A leading critic of the UK Financial Reporting Council (FRC) has called for the audit and corporate governance watchdog to be shut down.
Sharon Bowles, a member of the UK parliament’s upper chamber and former MEP, told IPE: “The FRC is fatally flawed in the way it was set up and has been operating, and distance needs to be put between that culture and the future regulator.
“This is most likely to be effective if the FRC is wound up and a comprehensive, fully accountable companies regulator set up that is not based on trade association relationships and which follows fully all the principles of public life.”

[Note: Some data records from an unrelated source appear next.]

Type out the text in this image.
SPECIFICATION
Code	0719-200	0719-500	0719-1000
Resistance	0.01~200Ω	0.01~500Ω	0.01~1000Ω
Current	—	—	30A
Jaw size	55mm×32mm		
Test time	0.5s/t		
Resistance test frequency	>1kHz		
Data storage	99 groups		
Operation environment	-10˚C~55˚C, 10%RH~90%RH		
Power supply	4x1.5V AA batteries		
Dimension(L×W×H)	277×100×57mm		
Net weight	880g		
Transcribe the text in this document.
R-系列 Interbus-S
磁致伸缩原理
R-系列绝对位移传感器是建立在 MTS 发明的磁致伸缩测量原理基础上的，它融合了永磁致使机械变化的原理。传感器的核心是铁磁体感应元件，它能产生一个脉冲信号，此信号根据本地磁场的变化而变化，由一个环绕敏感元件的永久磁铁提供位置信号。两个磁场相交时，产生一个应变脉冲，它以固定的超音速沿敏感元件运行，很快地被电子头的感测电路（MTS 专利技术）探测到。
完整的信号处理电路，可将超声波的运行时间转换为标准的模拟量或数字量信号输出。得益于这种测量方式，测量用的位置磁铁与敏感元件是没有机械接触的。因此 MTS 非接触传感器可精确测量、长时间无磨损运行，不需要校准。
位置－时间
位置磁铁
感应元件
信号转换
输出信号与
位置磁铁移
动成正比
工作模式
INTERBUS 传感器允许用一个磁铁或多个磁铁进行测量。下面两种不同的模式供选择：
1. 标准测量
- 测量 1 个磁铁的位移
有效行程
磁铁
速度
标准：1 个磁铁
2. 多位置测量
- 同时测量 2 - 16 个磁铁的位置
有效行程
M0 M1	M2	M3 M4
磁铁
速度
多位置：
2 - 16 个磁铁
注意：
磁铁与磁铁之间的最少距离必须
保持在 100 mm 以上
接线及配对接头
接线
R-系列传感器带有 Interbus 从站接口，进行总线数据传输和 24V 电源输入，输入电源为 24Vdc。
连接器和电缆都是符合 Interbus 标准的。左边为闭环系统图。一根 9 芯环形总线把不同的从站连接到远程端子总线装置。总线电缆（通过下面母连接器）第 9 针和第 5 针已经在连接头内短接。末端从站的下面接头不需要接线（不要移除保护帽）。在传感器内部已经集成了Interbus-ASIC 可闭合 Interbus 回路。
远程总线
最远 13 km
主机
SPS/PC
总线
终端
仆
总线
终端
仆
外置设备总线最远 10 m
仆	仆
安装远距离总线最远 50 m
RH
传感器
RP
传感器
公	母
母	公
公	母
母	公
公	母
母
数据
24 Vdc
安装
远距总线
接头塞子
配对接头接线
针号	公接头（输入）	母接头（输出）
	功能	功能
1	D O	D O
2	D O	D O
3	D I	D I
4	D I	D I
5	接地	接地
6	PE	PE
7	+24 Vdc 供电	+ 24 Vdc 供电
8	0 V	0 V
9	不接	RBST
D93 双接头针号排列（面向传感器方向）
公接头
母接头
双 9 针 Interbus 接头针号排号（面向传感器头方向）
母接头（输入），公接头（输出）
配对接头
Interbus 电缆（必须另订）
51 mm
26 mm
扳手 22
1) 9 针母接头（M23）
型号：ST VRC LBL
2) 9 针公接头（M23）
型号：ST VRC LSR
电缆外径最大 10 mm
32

Her intervention in the debate over the future of the FRC came as the UK Department for Business, Energy and Industrial Strategy (BEIS) invited the public to submit evidence to its inquiry over the regulator’s future.
Bowles’ comments added to growing support for a major shake-up at the watchdog. In March, the Local Authority Pension Fund Forum said the FRC should be wound up.
Sir John Kingman, who is leading the inquiry, said: “The FRC’s work is critical to financial markets, the economy and public confidence. Trust, quality and credibility are the questions at the heart of [the] consultation.
“The review wants to hear the widest possible range of views on how the regulatory system can best deliver for the future.”
Among the areas covered by the inquiry are the FRC’s legal status, its relationship with government and its handling of conflicts of interest.
Interested parties have until 6 August to make their views known.
The FRC has come under fire in recent years over claims that it was too close to the audit profession that it regulates, and that it had failed to take timely action regarding high-profile corporate collapses.
During a parliamentary hearing into the collapse of services group Carillion in January, politicians accused the regulator of being “toothless”, “useless” and “ineffective”.
FRC chief executive Stephen Haddrill argued in the regulator’s defence that it needed greater powers in order to address the perceived shortcomings.
The Kingman inquiry has been taking evidence from interested parties since April, but in its latest call for evidence opened its doors to the wider public for input.
Bowles said she had already met Sir John to give evidence and had urged him during their meeting to take more views into account.
As for the likely outcome of the review, she added: “It is too soon to know how the Kingman review will go but the questions are comprehensive.”
She also warned against shying away from wide-ranging reform of the watchdog.
“When solutions are asked for, there is always the risk of the status quo being preserved because there is no single solution – even if the status quo is by no means given majority support,” Bowles said.
Last month, Sir John unveiled the membership of an 11-member panel of experts and accounting insiders to assist him during the review process.
An FRC spokesperson told IPE: “We welcome this independent review of the FRC’s governance, impact and powers. It is an opportunity to assess our past and our future.
“The board is determined to meet public expectations and support UK business in attracting global investment for the long term.
“We hope interested stakeholders will respond to Sir John Kingman’s call for evidence.”